Poškození svalů při léčbě inhibitory HMG CoA reduktázy - statiny

Cor Vasa 2003, 44(7-8):376-386

Muscle damage during therapy with statins, HMG CoA reductase inhibitors

Jiří Widimský: Klinika kardiologie, Institut klinické a experimentální medicíny, Subkatedra kardiologie IPVZ, Praha, Česká republika

Muscle damage associated with statin therapy is one of the most serious side effects of statins. These include myalgia (muscle pain without an increase in creatine kinase /CK/), with myositis being a more serious stage (muscle symptoms associated with an increase in CK), which may be accompanied by fever and malaise. The most serious stage is rhabdomyolysis characterized by the presence of muscle symptoms, a marked increase in CK levels (as a rule, substantially more than a tenfold of the upper limit of the norm) associated with an increase in creatinine levels (a condition accompanied usually by brown urine and urinary myoglobin) and the development of acute renal failure.
However, the incidence of rhabdomyolysis is not high; not a single case was reported in the Pravastatin Pooling Project study summarizing the results of CARE and LIPID, two secondary prevention trials, and WOSCOPS, a primary prevention trial. In the 4S trial, rhabdomyolysis was reported in one patient.
A summary of all reported fatal cases of rhabdomyolysis and the numbers of prescriptions for all statins in the US (from the time they received marketing authorization for the US) demonstrates that the incidence of muscle damage-with the exception of cerivastatin (withdrawn from the market)-is low being about 0.04-0.19 cases per 1 million prescriptions.
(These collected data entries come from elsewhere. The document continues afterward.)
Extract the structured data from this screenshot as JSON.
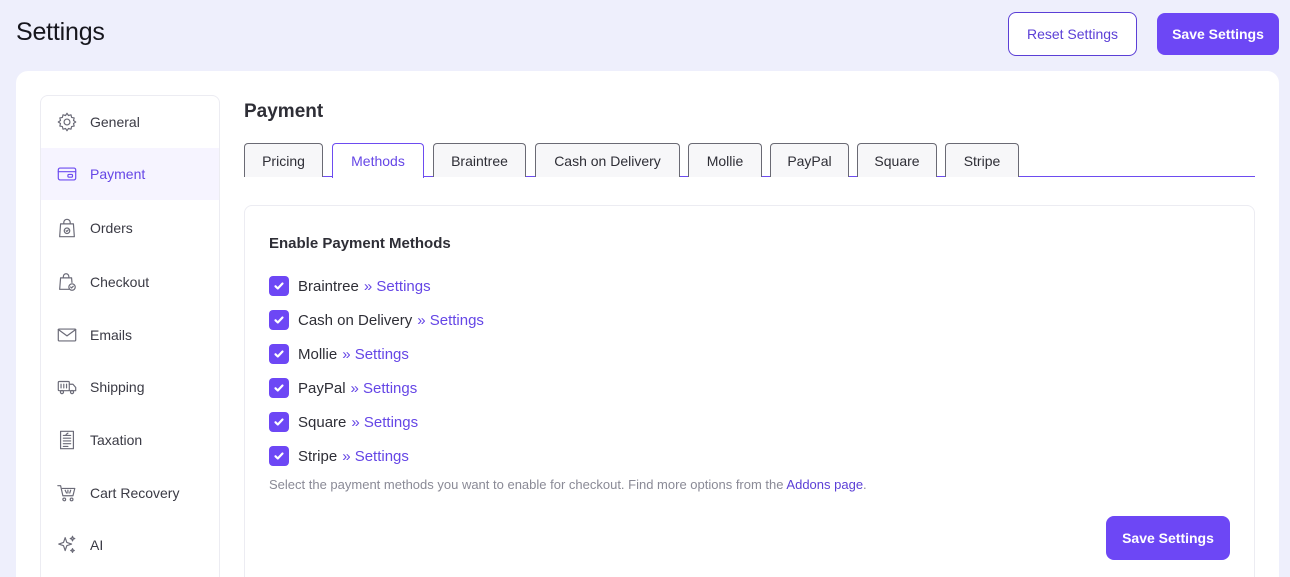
{
  "header": {
    "title": "Settings",
    "reset_label": "Reset Settings",
    "save_label": "Save Settings"
  },
  "sidebar": {
    "items": [
      {
        "label": "General",
        "icon": "gear-icon"
      },
      {
        "label": "Payment",
        "icon": "credit-card-icon",
        "active": true
      },
      {
        "label": "Orders",
        "icon": "shopping-bag-icon"
      },
      {
        "label": "Checkout",
        "icon": "bag-check-icon"
      },
      {
        "label": "Emails",
        "icon": "envelope-icon"
      },
      {
        "label": "Shipping",
        "icon": "truck-icon"
      },
      {
        "label": "Taxation",
        "icon": "receipt-icon"
      },
      {
        "label": "Cart Recovery",
        "icon": "cart-icon"
      },
      {
        "label": "AI",
        "icon": "sparkle-icon"
      }
    ]
  },
  "main": {
    "section_title": "Payment",
    "tabs": [
      {
        "label": "Pricing"
      },
      {
        "label": "Methods",
        "active": true
      },
      {
        "label": "Braintree"
      },
      {
        "label": "Cash on Delivery"
      },
      {
        "label": "Mollie"
      },
      {
        "label": "PayPal"
      },
      {
        "label": "Square"
      },
      {
        "label": "Stripe"
      }
    ],
    "panel": {
      "title": "Enable Payment Methods",
      "settings_link": "» Settings",
      "methods": [
        {
          "label": "Braintree",
          "checked": true
        },
        {
          "label": "Cash on Delivery",
          "checked": true
        },
        {
          "label": "Mollie",
          "checked": true
        },
        {
          "label": "PayPal",
          "checked": true
        },
        {
          "label": "Square",
          "checked": true
        },
        {
          "label": "Stripe",
          "checked": true
        }
      ],
      "help_text": "Select the payment methods you want to enable for checkout. Find more options from the",
      "help_link": "Addons page",
      "help_suffix": ".",
      "save_label": "Save Settings"
    }
  },
  "colors": {
    "accent": "#6d47f5",
    "link": "#6546e6",
    "background": "#eeeffc"
  }
}
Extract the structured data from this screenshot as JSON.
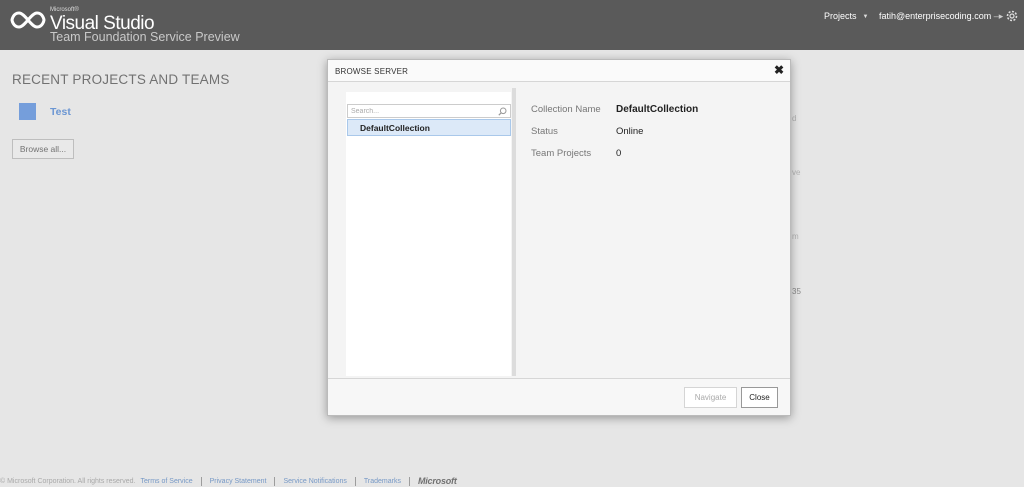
{
  "header": {
    "brand_small": "Microsoft®",
    "brand": "Visual Studio",
    "subtitle": "Team Foundation Service Preview",
    "projects_label": "Projects",
    "user_label": "fatih@enterprisecoding.com"
  },
  "page": {
    "recent_title": "RECENT PROJECTS AND TEAMS",
    "project_name": "Test",
    "browse_all_label": "Browse all...",
    "peek_fragments": [
      "d",
      "ve",
      "m",
      "35"
    ]
  },
  "dialog": {
    "title": "BROWSE SERVER",
    "search_placeholder": "Search...",
    "tree_items": [
      "DefaultCollection"
    ],
    "details": [
      {
        "label": "Collection Name",
        "value": "DefaultCollection"
      },
      {
        "label": "Status",
        "value": "Online"
      },
      {
        "label": "Team Projects",
        "value": "0"
      }
    ],
    "navigate_label": "Navigate",
    "close_label": "Close"
  },
  "footer": {
    "copyright": "© Microsoft Corporation. All rights reserved.",
    "links": [
      "Terms of Service",
      "Privacy Statement",
      "Service Notifications",
      "Trademarks"
    ],
    "logo_text": "Microsoft"
  },
  "colors": {
    "header_bg": "#5a5a5a",
    "accent": "#3a78d6",
    "selection": "#dce9f8"
  }
}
The basic mechanisms of statin-produced myopathy are not well understood. Myotoxicity may be due to interaction with the cytochrome P-450 (CYP-450) enzyme system; the system is involved in the metabolism of numerous drugs and occurs predominantly in the hepatocytes. The toxic effect may manifest itself especially in situations whereby a substance metabolized by a specific CYP-450 isoform is administered concomitantly with another substance inhibiting the same CYP-450 isoform, or metabolized by the same CYP-450 isoform. CYP-450 3A4 is the main isoform for lovastatin, simvastatin, and atorvastatin metabolism. Fluvastatin has not been shown to interact with CYP3A4 inhibitors and is metabolized mainly by the CYP2C9 isoform. An advantage of pravastatin is that it is not metabolized via CYP-450; the exact metabolic pathway is still a subject of debate. However, muscle damage also occurs during fibrate therapy.
Transplant recipients are at increased risk for myotoxic effects.
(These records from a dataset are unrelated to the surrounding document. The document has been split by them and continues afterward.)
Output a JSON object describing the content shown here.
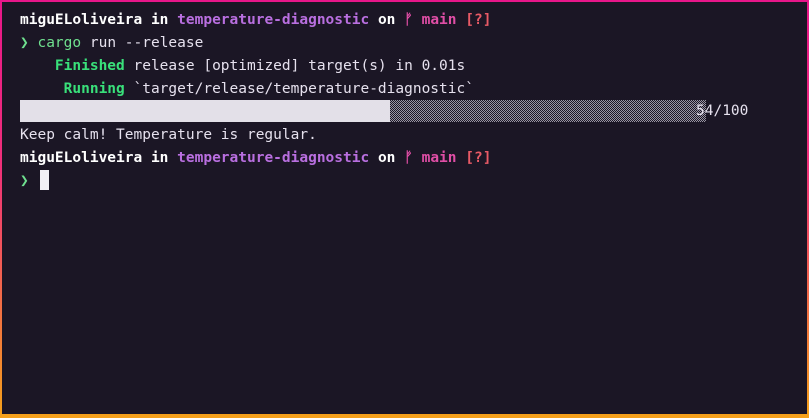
{
  "prompt": {
    "user": "miguELoliveira",
    "in": "in",
    "dir": "temperature-diagnostic",
    "on": "on",
    "branch_icon": "",
    "branch": "main",
    "status": "[?]",
    "chevron": "❯"
  },
  "command": {
    "program": "cargo",
    "args": " run --release"
  },
  "output": {
    "finished_label": "Finished",
    "finished_text": " release [optimized] target(s) in 0.01s",
    "running_label": "Running",
    "running_text": " `target/release/temperature-diagnostic`",
    "message": "Keep calm! Temperature is regular."
  },
  "progress": {
    "current": 54,
    "total": 100,
    "label": "54/100",
    "fraction": 0.54
  },
  "colors": {
    "background": "#1b1625",
    "green": "#39e07a",
    "purple": "#b96fe0",
    "pink": "#e04ea6",
    "red": "#e85a66"
  }
}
To explain, cyclosporin-the most widely used immunosuppressive agent-shows interaction with some drugs including statins. The review reports muscle damage during treatment of patients after heart or kidney transplantation. Given the interaction of statins in cyclosporin-treated transplant recipients, fluvastatin and pravastatin seem to be the most suitable drugs as they are not primarily metabolized by CYP3A, and their relatively hydrophilic nature makes these statins enter less intensively cells other than hepatic, e. g., muscle cells.
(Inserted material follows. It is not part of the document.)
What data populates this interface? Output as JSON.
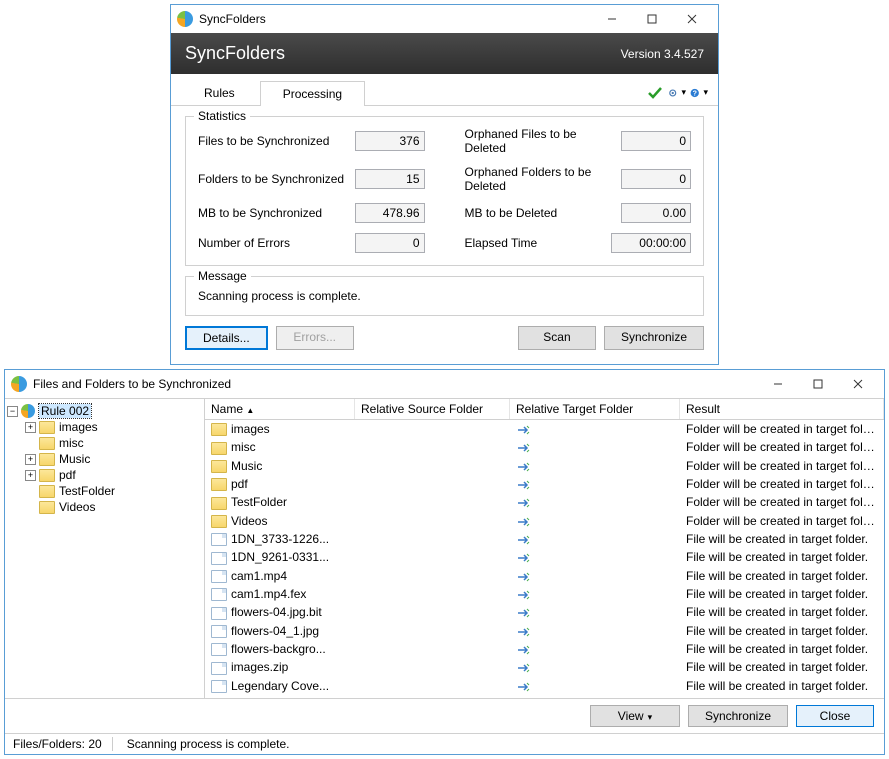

The review includes a recommendation to monitor side effects of stations, as suggested by ACC/AHA/NHLBI 2002. Evidence on the beneficial action of statins on the survival of heart transplant recipients and on the beneficial modulation of graft vasculopathy is also provided.
Potent CYP 3A4 inhibitors which, when combined with some statins (except for pravastatin and fluvastatin), may cause myopathy include azole antifungals such as itraconazole and ketoconazole; macrolides such as erythromycin, claritromycin; and antivirals such as ritonavir. The summary concludes by reviewing management of combined hyperlipidemia using a combination of statins and fibrates, and the potential for myopathy occurrence. Among fibrates, gemfibrozil seems to be the least suitable drug for combination therapy with statins. By contrast, the safety of the fluvastatin-fenofibrate combination has been supported even by Czech data.